Financial gurus are constantly warning consumers to keep their credit score in tip-top shape if they’re planning to purchase a home in the near future. The higher your credit score, the more likely you are to get the best mortgage rates. Once you have the mortgage, however, it can affect your credit score going forward.
- Taking out a mortgage will temporarily hurt your credit score until you prove an ability to pay back the loan.
- Improving your credit score after a mortgage entails consistently paying your payments on time and keeping your debt-to-income ratio at a reasonable level.
- Mortgages help your credit score by improving your mix of revolving debt to installment debt. This mix accounts for roughly 10% of your score.
The Initial Credit Score Hit
Immediately following getting a new mortgage, expect your credit to suffer. Your credit score is a numerical representation of your ability to pay back a debt obligation. When you take on the largest loan that most consumers will ever have, your score goes down until you prove that you have the ability to pay back the loan—and that you will actually make the payments you promised.
Because of this temporary lowering of your score, you may find it difficult to get other loans or get a loan with the credit terms you would expect. Plan to wait at least six months before applying for any loan of significant size.
A mortgage is the pinnacle of consumer credit, where, if you can qualify for a mortgage you’re considered a trustworthy borrower.
Make Payments On Time
How do you bring your score back up to its pre-mortgage level? By making on-time payments every time. Don’t sign up for those services that say they can raise your credit score fast. Simply make your mortgage payments—and all other payments, for that matter—on time. As you prove that you’re a responsible borrower, your score will naturally rise.

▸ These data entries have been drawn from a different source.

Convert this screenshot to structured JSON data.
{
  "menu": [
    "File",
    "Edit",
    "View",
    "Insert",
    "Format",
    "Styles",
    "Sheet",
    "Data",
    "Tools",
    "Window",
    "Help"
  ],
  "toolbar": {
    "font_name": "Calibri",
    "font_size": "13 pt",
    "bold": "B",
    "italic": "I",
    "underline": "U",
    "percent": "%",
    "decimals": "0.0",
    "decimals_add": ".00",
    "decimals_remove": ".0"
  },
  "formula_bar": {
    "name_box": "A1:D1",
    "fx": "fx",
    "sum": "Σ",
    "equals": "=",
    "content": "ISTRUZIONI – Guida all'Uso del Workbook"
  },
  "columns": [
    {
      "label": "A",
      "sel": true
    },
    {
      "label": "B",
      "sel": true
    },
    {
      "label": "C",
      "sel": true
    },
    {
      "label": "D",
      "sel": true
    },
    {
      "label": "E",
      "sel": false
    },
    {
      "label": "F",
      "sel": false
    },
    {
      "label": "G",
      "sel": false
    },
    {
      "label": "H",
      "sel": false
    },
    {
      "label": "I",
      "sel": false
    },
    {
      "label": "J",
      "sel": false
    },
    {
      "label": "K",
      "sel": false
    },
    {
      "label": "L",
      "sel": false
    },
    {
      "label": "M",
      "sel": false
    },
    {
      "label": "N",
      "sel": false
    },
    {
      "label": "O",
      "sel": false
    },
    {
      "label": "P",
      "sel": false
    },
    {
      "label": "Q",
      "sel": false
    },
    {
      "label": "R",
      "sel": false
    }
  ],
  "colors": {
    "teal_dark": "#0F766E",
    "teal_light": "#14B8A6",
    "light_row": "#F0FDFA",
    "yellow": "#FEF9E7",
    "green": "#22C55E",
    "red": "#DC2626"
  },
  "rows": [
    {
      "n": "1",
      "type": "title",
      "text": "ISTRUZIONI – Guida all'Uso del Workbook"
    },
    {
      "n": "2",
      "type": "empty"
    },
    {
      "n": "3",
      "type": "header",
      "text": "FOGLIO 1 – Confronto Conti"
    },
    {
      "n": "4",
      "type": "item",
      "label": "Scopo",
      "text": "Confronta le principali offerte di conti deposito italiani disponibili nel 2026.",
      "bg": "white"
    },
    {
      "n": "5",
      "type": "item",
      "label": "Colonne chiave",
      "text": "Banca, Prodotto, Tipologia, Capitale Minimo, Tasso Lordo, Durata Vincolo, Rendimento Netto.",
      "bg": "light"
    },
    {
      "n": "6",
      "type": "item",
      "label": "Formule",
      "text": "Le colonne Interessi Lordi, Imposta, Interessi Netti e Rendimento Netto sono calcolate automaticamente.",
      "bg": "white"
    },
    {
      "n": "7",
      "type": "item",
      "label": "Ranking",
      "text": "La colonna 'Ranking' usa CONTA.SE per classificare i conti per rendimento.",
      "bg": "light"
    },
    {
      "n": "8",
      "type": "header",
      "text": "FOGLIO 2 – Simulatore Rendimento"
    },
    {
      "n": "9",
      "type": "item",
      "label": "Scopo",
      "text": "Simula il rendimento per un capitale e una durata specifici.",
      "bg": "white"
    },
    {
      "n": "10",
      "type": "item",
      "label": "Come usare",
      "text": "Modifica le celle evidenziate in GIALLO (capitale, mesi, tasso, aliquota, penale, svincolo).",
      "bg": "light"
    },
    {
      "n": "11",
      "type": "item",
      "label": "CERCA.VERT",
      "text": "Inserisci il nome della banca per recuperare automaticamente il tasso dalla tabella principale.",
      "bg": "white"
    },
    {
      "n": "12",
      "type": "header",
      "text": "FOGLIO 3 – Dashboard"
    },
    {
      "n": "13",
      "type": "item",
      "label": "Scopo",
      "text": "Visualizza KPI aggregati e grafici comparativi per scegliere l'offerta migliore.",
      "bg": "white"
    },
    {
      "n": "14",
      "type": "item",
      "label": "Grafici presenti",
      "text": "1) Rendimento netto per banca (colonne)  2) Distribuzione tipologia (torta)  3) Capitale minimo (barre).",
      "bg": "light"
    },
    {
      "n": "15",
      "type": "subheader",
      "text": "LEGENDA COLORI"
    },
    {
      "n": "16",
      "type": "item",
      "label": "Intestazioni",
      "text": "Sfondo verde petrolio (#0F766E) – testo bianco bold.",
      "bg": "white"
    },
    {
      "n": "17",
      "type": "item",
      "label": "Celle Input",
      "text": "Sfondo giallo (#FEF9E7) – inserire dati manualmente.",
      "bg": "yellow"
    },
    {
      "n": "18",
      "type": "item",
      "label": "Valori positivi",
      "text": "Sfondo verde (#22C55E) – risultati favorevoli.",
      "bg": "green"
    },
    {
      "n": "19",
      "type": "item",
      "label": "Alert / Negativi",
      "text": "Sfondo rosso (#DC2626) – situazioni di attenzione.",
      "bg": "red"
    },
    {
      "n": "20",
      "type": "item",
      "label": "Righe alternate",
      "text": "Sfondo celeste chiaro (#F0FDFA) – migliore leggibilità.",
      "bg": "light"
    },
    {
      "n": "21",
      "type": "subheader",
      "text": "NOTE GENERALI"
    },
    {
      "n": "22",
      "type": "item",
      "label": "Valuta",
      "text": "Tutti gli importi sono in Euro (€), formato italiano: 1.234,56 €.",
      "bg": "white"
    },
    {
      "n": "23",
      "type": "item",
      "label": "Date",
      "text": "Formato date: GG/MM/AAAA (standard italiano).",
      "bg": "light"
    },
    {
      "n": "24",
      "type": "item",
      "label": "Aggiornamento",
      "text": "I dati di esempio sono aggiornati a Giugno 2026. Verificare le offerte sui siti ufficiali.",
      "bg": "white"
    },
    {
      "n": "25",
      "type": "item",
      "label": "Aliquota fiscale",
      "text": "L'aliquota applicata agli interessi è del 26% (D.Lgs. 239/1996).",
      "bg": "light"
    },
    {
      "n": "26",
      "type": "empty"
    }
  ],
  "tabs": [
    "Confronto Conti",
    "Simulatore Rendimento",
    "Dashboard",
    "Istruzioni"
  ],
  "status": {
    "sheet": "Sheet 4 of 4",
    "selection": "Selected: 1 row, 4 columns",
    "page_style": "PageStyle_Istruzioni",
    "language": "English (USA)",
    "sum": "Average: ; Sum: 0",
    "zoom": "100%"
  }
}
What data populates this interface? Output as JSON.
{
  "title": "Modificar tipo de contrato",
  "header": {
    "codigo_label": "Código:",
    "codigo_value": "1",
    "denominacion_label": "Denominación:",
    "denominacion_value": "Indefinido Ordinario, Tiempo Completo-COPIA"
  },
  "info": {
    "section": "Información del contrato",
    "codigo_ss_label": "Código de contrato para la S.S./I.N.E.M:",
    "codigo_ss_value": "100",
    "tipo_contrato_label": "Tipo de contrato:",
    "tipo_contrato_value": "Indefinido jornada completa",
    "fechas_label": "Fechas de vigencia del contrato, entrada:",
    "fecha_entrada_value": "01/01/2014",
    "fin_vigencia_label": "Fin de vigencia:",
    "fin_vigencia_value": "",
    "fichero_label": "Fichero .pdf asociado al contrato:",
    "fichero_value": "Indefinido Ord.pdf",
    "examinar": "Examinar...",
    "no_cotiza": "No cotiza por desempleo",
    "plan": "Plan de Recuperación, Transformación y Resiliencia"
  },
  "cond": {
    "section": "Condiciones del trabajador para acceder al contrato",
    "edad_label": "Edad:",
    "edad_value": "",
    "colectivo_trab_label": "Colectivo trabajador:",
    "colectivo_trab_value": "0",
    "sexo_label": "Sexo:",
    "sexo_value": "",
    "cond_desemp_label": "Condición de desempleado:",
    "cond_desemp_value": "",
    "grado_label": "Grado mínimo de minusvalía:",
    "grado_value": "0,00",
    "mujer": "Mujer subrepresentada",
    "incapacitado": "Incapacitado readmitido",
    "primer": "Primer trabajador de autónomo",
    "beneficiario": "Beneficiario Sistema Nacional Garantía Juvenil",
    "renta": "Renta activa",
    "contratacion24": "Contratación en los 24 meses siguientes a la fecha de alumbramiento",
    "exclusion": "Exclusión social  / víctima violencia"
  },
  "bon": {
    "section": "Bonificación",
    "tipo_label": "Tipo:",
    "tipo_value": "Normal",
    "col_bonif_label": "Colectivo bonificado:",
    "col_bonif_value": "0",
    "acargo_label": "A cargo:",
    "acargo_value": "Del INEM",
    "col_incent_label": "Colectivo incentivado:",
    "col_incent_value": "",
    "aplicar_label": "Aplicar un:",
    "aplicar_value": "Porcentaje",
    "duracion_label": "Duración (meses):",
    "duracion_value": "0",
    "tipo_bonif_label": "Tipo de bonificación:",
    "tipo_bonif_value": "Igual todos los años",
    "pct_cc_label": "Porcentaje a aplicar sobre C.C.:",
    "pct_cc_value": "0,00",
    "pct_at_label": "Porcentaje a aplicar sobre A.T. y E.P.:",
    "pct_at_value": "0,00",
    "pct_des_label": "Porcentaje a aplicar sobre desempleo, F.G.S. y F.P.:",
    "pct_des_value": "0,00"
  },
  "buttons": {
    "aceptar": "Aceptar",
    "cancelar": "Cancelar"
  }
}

Pay your bills on time and in full. If your busy lifestyle sometimes forces bill-paying lower on your priority list, set up an automatic payment through your bank so you never forget.
Percentage of your score that is payment history, according to FICO.
How a Mortgage Affects Your Credit
Know the fundamentals. Your credit report measures your ability to pay back debts. You only earn so much money so keeping your amount of debt in good proportion to your income is essential. This is called your debt-to-income ratio.
Keeping it no higher than 36% is considered optimum with no more than 28% going to your mortgage. If you know you will purchase a home in the near future, don’t take on other debt obligations. Keep your debt-to-income ratio low.
However, do continue to build your credit history. A little credit is better than no credit as far as your credit score is concerned. And of course, paying your mortgage on time is good for your credit history.
Mortgages Can Improve Your Credit
The calculation of your credit score is a bit of a mystery. FICO publishes general guidelines to help consumers understand their score, but nobody knows the specifics of the calculation. However, the types of loans you have do play a role in your score.
If your credit report contains nothing but a bunch of credit card loans, your score won’t be as high. This mix of revolving debt to installment debt (your mortgage) accounts for about 10% of your score.
If you pay a credit card a little late, the effect on your score won’t be massive. If you don’t pay your mortgage on time, expect your credit score to reflect that. If it happens, make the payment as quickly as possible. If it’s a little late, your mortgage company may not report it to the credit bureaus.
The Bottom Line
As long as you pay your mortgage on time every time, the debt you take on for a home is considered responsible debt. And try to avoid making any other major purchases within six months of taking on a mortgage, since your credit score will likely drop from the process of getting the loan. A history of responsibly paying your mortgage and other bills should soon bring your score back up.